Simulation¶
Simulation tests the model's reasoning, not the system's behavior. You inject facts, the engine reasons over them, and you assert the conclusion. No running system, no credentials, runs anywhere Go runs.
what it tests: given these facts, does the engine find the right root cause?
what it doesn't: whether the system will actually fail this way
scope: same as a unit test — tests the thing it tests, nothing more
What you can do with it¶
- Model drift detection — when the real system evolves, a stale model silently diverges from reality. A scenario that once passed and now fails tells you exactly which dependency assumption became wrong, before the model is needed at 3am.
- Regression harness for incidents — encode each real incident as a scenario. The engine must now identify that chain forever. Your postmortems become tests.
Additional uses ride on the same primitives: architecture unit tests (scenarios assert that refactoring doesn't break the engine's reasoning), design-time validation (write the model before the system exists), and scenario-family coverage (--from-scenarios iterates every enumerated chain; --fuzz truncates trails to test partial-information convergence).
On this page¶
- The system — example shape used through the page
- Step 1 — Write failure scenarios
- Step 2 — Run simulations
- What a failing scenario teaches you
- Generated scenarios —
--from-scenariosand--fuzz - Add to CI
- Design time / runtime duality
- Reference
The system¶
Same four-component storefront as the quickstart and troubleshooting walkthrough — nginx fronting a React frontend and a Node.js API, backed by RDS:
graph LR
internet([internet]) --> nginx
nginx[nginx - reverse proxy] --> frontend
nginx --> api
frontend[frontend - React SPA] --> api
api[api - Node.js] --> rds[(rds - AWS RDS)]
If you haven't seen the model yaml, read the quickstart's Step 2 first and come back. From here we focus on the scenario half.
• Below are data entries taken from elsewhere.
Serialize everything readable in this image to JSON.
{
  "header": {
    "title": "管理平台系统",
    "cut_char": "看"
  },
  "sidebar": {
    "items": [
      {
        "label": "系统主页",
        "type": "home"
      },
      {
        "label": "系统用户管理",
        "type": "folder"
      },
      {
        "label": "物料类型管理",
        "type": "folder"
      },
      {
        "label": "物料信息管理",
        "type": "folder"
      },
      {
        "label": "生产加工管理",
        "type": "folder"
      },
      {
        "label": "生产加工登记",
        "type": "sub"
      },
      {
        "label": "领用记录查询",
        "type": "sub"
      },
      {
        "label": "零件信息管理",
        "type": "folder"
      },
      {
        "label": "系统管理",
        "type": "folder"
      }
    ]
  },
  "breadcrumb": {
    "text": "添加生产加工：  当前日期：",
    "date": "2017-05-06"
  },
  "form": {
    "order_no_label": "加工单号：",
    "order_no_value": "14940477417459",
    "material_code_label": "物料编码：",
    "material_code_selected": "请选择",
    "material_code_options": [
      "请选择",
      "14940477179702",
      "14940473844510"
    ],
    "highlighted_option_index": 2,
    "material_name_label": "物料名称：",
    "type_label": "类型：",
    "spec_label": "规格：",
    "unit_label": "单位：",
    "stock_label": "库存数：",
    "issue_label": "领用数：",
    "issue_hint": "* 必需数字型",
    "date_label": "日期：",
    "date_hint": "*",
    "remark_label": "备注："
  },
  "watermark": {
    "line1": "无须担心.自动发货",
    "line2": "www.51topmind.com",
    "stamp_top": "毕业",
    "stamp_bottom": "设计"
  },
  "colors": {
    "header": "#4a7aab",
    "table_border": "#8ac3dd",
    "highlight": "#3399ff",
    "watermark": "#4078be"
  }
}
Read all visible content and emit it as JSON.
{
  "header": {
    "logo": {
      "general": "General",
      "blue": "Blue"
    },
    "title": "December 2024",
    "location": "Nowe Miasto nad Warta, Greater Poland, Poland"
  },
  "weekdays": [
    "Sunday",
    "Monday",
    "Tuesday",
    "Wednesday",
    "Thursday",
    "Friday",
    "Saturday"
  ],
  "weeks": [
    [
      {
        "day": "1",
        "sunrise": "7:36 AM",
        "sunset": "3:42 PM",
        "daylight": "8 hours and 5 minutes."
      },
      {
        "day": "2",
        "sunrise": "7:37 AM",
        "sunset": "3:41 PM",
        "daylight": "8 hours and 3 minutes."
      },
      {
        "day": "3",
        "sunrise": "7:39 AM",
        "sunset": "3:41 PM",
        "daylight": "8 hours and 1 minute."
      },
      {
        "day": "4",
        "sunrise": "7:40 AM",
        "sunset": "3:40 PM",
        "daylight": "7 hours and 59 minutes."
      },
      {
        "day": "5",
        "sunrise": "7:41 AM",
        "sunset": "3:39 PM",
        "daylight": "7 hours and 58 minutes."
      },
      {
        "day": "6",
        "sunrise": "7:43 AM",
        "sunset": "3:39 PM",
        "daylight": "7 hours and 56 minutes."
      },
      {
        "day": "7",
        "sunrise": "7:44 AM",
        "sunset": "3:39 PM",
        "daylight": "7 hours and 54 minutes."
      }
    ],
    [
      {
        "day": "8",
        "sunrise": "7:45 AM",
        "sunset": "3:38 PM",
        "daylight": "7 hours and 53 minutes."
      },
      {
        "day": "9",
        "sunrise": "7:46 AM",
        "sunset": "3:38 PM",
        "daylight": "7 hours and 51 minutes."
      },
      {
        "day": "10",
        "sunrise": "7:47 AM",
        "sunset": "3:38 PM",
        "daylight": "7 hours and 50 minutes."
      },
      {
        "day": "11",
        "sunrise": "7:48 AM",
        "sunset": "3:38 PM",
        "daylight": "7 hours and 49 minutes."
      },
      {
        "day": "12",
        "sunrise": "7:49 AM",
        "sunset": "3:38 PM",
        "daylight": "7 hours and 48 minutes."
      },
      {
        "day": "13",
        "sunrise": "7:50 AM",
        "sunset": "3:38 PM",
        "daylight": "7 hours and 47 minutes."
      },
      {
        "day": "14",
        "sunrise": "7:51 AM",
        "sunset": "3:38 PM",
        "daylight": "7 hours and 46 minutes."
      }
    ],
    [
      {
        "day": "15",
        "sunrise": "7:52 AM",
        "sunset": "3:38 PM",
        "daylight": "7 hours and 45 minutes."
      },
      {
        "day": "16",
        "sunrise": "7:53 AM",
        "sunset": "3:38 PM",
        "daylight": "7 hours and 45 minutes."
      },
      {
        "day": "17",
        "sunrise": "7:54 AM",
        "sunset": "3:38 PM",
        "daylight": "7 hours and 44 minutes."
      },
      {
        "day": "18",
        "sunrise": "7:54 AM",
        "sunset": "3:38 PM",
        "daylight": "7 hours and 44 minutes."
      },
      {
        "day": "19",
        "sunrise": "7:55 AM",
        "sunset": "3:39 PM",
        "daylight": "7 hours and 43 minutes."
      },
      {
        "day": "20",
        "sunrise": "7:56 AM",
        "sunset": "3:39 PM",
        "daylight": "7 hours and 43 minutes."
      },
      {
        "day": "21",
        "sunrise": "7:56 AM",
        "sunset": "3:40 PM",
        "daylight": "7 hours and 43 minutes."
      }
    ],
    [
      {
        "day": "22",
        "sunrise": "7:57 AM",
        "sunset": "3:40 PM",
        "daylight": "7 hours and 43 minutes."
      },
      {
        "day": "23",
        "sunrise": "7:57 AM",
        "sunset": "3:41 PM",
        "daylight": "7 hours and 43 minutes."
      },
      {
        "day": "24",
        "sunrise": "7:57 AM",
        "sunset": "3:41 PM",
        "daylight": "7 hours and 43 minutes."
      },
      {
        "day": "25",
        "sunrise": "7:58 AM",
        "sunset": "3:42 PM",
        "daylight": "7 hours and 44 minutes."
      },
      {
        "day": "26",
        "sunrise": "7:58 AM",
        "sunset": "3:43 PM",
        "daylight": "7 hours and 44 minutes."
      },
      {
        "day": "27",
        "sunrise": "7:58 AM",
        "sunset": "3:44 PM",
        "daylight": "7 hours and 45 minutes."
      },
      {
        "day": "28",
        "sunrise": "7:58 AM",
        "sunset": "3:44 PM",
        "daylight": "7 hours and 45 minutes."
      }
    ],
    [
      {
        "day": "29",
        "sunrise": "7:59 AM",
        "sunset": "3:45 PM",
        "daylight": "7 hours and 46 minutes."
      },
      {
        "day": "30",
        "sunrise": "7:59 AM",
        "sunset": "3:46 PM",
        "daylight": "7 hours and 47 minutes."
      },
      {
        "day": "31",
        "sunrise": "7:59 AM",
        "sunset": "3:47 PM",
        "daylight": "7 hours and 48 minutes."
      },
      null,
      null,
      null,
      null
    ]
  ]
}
Step 1 — Write failure scenarios¶
Each scenario injects a set of facts and asserts what the engine should conclude.
Scenario 1: RDS goes down¶
# scenarios/rds-unavailable.yaml
name: rds unavailable
description: >
rds stops accepting connections. api crash-loops as a result.
engine should trace the fault to rds, not api.
inject:
rds:
available: false
connection_count: 0
api:
ready_replicas: 0
restart_count: 12
desired_replicas: 3
expect:
root_cause: rds
path: [nginx, api, rds]
eliminated: [frontend]
Scenario 2: API crash-loops, RDS healthy¶
# scenarios/api-crash-loop.yaml
name: api crash-loop independent of rds
description: >
api crash-loops due to a code error. rds is healthy.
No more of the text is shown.